El mercado Belén es el punto de exposición de los mismos productores, campesinos de Río Abajo que ofrecen sus verduras. Como hace 50 años, este lugar era un parque de diversiones y luego fue tomado por los viajeros de Río Abajo. Los vecinos del lugar reclaman a la Alcaldía la recuperación de ese espacio para que la zona tenga un centro de entretenimiento. Como una forma de presión y protesta, los vecinos de la calle Luis Lara suelen organizar campeonatos de futbol en la calle, con arcos de madera colocados encima de la calzada.

El mercado Amapola es más que todo un sitio que funciona como depósito. En el Rodríguez se vende principalmente todo tipo de carnes, pollo, res, chancho y pescados. En la esquina Rodríguez e Illampu está la sección de flores y los viernes en la mañana hay una feria que se extiende hasta la calle Murillo. Aquí llegan flores de Río Abajo, Cochabamba y Sapahaqui con preferencia.

La sección de venta de pescados está sobre la calle Maximiliano Paredes. Allí se puede encontrar esta carne fresa traída del lago y de los ríos tarijeños. Los animales están expuestos en tarimas sobre la acera. El sector de papa está sobre la calle Rodríguez, desde la Maximiliano Paredes hasta la Benancio Burgoa. Aquí se encuentra papa del altiplano y Cochabamba, principalmente.

Api con pastel

En el comedor popular se pueden encontrar desayuno, almuerzo y platos extras a precios módicos. La especialidad es el api con pastel de queso. El pasaje Calderón se ha convertido en un sitio especializado en la venta de pescado frito. Los fines de semana las comideras cierran esta vía para colocar sillas y sombrillas en la calzada para los comensales de truchas, ispis, sábalo y pejerrey. Los lechones al horno están en la esquina Zoilo Flores y Riobamba, donde son ofrecidos en canastas.
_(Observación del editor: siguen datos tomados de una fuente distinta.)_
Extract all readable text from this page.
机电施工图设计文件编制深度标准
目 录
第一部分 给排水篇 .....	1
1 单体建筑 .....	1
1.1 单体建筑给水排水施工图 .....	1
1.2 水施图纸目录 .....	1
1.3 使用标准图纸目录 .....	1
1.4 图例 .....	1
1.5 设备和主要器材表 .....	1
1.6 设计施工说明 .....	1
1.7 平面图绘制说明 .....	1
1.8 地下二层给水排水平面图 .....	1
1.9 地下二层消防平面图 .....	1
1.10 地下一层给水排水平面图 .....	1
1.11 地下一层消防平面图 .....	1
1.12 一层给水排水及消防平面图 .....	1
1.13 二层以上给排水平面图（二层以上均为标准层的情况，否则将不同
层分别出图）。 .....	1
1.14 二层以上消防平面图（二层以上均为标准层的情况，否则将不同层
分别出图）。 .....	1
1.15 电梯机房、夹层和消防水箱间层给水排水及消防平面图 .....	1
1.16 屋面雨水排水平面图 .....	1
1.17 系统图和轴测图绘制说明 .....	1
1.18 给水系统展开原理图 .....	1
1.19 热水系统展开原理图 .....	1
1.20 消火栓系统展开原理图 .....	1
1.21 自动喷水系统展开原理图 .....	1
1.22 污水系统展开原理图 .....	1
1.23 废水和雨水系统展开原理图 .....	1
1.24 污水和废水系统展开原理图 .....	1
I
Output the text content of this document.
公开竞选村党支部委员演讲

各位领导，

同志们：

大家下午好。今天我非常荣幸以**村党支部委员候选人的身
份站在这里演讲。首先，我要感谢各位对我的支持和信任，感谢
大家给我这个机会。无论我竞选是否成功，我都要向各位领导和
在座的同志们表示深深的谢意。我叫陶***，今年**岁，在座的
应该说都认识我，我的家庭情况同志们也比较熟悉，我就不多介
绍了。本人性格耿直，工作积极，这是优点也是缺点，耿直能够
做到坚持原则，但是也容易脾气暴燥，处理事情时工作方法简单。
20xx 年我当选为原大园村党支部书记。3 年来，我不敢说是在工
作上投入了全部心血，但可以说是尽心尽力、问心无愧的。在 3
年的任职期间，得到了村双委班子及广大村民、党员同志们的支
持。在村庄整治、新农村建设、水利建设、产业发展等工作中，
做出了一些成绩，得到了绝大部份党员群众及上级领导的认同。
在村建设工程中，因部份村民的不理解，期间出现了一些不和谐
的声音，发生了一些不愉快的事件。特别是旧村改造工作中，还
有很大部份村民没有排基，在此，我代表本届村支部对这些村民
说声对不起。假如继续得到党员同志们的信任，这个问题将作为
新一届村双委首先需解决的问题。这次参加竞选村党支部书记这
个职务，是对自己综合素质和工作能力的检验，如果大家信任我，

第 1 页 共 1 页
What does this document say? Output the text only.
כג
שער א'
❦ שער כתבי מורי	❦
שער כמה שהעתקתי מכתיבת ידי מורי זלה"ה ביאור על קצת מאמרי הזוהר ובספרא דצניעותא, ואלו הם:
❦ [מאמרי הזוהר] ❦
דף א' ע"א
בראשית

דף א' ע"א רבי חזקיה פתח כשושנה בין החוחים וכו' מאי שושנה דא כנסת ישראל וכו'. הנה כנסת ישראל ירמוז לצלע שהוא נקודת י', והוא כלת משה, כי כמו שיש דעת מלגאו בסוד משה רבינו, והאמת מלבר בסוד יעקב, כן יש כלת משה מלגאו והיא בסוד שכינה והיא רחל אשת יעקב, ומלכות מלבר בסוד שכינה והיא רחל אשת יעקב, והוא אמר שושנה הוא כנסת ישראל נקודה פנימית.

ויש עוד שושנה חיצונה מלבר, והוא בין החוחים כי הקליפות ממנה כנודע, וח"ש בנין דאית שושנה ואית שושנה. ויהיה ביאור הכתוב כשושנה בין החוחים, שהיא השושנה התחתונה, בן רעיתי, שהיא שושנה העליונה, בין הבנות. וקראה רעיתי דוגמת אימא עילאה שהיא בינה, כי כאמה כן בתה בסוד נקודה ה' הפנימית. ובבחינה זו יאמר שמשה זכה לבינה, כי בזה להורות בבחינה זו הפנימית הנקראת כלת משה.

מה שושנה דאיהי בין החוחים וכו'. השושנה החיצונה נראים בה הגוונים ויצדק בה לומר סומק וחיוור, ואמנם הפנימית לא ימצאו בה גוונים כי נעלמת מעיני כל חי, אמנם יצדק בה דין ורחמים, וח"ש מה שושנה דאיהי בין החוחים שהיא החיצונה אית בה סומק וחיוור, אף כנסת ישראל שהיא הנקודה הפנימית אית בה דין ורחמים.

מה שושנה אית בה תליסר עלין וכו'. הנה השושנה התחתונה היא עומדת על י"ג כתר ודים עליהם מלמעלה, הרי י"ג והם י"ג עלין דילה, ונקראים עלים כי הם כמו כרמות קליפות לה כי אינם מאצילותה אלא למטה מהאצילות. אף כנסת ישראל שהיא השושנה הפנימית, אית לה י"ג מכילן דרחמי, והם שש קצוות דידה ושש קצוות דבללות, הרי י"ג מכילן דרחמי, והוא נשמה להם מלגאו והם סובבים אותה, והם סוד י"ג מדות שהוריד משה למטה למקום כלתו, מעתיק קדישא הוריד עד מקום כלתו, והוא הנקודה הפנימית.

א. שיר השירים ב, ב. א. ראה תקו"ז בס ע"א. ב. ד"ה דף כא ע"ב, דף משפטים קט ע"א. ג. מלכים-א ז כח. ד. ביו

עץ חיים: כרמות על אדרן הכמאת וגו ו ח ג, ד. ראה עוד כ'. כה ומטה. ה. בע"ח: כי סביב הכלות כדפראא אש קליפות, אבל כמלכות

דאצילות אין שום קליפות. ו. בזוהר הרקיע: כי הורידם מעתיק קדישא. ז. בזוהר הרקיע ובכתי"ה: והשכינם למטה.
En esa esquina estaba el tradicional horno de doña Florentina, la especialista en las llauchas características de esta ciudad.

El mercado Rodríguez funciona las 24 horas del día y los 365 días del año. En las noches, se habilitan toldos para la venta de té, café y sándwich de carne con chorrellana sobre la calle Rodríguez, los cuales están abiertos toda la noche. Los comensales son viajeros y taxistas, usualmente. Los sábados y domingo son los días de mayor actividad en el área, pues llegan al mercado vecinos de toda la ciudad a fin de abastecerse para toda la semana. Cuando se marchan bregan por vehículos de transporte, que congestionan las calles circundantes.

Durante los días hábiles, de lunes a viernes, el comercio está dentro de los mercados y también en sus calles, pues los puestos de venta instalados de manera permanente están con oferta de sus productos.

Los visitantes

El Mercado Rodríguez también es un sitio preferido por las agencias de turismo, que lo han incluido en sus city tours. Especialmente los fines de semana, jornadas de feria, los guías llegan con decenas de extranjeros de diferentes nacionalidades y les muestran el comercio en la calle.

Los visitantes sacan sus cámaras fotográficas y se llevan postales de las señoras de polleras, que son la mayoría que de las que vende en el lugar. Ellas se tapan el rostro cuando los ven.

Entre las cosas que les llama la atención a los turistas está el mocochinchi, que es el durazno pelado y deshidratado. También preguntan por los chuños y las tuntas, que son patatas también deshidratadas.

Los fines de semana la ciudad de La Paz se da cita en este centro de abasto, y la tradición bulle, como en las jornadas independentistas, cuyo uno de sus mártires, Pedro Rodríguez, presta su nombre a este corazón paceño.